Generalized pre-increment/decrement is a less RISCy approach to this.
Instead of encouraging CSE via separate instructions,
it encourages CSE by making it "free" to save the result ofthe addressing mode calculation.

:Let's call this [[Address Generation Saving]], or, if it modifies a register used in the addressing mode, [[Address Register Modification]]:

In our examples:

;RMW
rAtmp := [[lea]]( M[ rB+rO*4+offset1 ] )
r1 := load( rAtmp := rB+rO*4+offset1 ] )
r1 := ... some calculation involving r1 ...
store( M[ rAtmp ] := r1 )

; nearby load
r1 := load( M[ rAtnp :=rB+rO*4+offset1 ] )
r2 := load( M[ rAtmp*4+(offset2-offset1) ] )
r3 := load( M[ rAtmp*4+(offset3-offset1) ] )

Note that the nearby case that changes the offsets is simpler than the nearby case that saves only part ofthe address calculation:

;Using C's comma expression:
r1 := load( M[ (rAtmp := rB+rO*4, rAtmp+offset1) ] )
r2 := load( M[ rAtmp*4+offset2 ] )
r3 := load( M[ rAtmp*4+offset3 ] )

:: Again, [[OR indexing]] may benefit, for addressing mode [[(Base+Scaled-Index)}Offset]]

What is the probem with this?
* Writeback ports

Such an [[Address Generation Saving]] requires an extra writeback port, in addition to the result of an instruction like load.

For this reason, some instruction sets have proposed to NOT have [[address generation writeback]] for instructions that write other results, such as load,
but only to have [[address generation writeback]] for instructions that do not have a normal writeback, such as a store.

: Glew opinion: workable, minor benefit, but ugly.

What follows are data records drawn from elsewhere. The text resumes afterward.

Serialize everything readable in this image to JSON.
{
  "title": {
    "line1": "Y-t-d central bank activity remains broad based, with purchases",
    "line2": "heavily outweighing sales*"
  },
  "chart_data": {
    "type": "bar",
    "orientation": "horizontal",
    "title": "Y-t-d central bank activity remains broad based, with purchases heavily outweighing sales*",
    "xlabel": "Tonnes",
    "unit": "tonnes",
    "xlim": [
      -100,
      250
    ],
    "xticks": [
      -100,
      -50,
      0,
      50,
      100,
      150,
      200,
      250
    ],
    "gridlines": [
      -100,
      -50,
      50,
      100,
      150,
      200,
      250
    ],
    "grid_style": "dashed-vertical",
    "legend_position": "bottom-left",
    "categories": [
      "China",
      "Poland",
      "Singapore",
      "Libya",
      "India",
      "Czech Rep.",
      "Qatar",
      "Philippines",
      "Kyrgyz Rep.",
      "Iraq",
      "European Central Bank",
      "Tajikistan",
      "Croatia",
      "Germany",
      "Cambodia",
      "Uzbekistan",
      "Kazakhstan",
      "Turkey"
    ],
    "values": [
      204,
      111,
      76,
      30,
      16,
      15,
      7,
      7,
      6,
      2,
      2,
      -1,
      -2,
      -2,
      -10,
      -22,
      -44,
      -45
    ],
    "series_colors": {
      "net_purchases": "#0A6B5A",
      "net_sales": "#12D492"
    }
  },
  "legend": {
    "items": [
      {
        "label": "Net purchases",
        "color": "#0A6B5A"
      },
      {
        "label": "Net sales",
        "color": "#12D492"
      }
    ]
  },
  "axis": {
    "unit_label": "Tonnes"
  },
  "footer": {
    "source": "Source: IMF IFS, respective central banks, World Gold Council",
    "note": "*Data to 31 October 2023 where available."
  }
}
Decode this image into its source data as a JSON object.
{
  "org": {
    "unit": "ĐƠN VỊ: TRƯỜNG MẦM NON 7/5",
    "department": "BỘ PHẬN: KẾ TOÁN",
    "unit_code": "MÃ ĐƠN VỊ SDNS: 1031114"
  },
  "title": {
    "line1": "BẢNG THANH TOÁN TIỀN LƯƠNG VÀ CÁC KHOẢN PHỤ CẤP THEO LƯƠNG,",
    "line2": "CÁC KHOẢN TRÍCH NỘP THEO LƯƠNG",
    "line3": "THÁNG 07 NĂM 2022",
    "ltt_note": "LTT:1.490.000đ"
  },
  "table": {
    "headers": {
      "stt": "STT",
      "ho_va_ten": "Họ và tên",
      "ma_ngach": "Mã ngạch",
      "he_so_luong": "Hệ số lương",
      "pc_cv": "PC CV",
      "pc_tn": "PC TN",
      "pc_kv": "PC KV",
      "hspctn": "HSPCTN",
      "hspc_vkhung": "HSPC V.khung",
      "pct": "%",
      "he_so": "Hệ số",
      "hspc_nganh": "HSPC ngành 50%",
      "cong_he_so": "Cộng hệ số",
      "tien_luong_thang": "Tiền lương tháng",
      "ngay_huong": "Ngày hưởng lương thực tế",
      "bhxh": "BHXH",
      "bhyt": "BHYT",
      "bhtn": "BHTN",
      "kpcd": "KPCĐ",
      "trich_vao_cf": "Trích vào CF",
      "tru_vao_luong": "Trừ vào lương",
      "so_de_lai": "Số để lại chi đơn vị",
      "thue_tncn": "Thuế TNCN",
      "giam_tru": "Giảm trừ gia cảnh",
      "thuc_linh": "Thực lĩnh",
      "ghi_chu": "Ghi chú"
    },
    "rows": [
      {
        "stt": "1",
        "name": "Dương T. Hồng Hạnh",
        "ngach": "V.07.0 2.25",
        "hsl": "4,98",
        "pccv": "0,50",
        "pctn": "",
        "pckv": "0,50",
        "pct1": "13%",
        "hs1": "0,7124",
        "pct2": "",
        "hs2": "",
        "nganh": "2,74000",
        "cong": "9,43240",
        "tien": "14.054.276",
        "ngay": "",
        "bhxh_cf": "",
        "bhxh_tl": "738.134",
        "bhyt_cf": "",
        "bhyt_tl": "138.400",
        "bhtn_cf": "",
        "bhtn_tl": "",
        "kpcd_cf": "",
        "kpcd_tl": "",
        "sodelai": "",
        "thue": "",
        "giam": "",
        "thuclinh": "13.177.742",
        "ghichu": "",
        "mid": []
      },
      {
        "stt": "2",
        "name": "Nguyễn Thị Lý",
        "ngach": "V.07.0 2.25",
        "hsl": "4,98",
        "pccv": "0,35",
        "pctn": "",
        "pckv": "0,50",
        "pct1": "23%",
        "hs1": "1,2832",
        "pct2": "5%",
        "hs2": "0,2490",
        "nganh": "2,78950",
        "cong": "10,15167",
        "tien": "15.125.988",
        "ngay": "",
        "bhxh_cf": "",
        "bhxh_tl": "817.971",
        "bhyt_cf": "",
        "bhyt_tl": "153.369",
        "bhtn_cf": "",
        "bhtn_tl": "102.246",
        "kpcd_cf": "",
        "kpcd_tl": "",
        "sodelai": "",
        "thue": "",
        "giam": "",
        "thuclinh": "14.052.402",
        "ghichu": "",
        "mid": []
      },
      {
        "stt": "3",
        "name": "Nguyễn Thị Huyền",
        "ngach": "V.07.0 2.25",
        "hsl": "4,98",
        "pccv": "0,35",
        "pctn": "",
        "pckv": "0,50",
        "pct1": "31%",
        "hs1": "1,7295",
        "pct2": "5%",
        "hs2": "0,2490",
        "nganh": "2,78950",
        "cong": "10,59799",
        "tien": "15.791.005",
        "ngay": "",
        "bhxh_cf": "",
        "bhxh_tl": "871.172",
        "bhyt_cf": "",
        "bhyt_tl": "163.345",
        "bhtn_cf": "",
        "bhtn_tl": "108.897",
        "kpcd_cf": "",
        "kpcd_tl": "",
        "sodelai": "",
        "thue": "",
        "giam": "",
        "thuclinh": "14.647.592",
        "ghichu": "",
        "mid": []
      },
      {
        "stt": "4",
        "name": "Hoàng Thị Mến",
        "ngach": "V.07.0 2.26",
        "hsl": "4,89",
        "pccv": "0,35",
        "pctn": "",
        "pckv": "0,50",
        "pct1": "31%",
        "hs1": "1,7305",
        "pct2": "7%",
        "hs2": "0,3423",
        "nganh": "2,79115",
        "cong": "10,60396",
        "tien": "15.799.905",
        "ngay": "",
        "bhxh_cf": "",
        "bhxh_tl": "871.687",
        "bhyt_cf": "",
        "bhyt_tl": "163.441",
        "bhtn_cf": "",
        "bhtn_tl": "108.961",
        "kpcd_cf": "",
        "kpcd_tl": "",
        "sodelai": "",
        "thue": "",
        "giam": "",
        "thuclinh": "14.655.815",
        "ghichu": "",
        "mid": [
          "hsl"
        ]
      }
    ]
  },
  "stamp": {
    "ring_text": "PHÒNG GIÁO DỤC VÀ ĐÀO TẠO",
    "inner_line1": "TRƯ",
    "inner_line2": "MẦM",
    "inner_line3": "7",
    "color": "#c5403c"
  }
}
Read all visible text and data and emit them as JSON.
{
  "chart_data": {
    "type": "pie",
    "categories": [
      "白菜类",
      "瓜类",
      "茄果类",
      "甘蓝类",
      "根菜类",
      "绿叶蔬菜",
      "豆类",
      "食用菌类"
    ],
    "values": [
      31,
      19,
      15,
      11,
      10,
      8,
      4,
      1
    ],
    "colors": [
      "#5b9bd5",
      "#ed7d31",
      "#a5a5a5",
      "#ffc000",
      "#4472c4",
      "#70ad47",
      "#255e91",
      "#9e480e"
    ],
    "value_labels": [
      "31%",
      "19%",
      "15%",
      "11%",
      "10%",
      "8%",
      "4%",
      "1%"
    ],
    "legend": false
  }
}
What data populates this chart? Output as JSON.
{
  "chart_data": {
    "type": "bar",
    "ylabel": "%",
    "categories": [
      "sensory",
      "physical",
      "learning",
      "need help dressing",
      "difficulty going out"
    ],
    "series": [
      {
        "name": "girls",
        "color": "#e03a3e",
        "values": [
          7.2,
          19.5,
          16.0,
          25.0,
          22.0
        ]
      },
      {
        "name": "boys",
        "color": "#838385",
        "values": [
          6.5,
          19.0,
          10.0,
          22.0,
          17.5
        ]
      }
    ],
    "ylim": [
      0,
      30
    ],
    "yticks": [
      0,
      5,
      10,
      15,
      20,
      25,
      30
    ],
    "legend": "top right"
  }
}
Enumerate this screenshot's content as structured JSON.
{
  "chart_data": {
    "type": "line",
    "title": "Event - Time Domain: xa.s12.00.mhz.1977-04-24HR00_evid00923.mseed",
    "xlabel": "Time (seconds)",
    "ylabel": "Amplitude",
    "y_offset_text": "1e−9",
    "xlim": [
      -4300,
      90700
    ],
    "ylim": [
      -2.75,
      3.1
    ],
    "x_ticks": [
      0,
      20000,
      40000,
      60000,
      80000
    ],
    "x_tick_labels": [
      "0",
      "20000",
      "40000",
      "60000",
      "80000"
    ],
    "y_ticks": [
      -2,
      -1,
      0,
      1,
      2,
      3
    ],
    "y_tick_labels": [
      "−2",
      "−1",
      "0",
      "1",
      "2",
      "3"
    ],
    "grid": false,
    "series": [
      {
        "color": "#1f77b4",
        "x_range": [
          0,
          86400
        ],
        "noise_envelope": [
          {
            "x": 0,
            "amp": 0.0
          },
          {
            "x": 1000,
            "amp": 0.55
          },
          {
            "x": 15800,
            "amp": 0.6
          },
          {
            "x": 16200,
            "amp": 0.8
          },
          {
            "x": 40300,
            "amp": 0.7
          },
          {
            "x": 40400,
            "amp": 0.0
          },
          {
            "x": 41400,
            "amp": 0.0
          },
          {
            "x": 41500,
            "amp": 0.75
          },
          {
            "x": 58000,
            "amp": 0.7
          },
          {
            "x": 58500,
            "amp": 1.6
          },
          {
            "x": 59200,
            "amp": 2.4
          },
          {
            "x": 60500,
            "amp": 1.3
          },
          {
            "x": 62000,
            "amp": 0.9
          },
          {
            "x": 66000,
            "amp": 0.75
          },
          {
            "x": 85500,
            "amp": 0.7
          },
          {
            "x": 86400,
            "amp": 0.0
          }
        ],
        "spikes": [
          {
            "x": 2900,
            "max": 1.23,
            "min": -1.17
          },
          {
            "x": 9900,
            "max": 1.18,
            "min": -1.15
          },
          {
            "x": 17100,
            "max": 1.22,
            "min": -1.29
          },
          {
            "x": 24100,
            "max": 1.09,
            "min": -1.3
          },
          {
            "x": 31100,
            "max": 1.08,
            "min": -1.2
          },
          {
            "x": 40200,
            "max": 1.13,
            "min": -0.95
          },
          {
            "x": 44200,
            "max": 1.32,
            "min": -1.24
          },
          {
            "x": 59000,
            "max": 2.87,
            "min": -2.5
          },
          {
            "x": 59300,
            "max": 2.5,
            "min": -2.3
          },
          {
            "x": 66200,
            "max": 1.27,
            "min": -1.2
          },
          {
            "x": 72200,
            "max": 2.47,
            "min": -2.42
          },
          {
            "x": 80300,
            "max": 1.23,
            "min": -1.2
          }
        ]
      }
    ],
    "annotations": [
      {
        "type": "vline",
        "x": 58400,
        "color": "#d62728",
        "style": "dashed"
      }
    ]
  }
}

Except that pre-increment/decre more general form:

Post-increment and decrement goes further, generalized in this way:
then the address calculation looks like

{ old := address_reg; address_reg := new_address; return old }

Not only does this require a writeback port for the updated address register,
but it also requires two paths from the AGU or RF to where the address is used
- one for the address, the other for the updated address_reg.

OVERALL OBSERVATION: addressing modes begin the slippery slope to VLIW.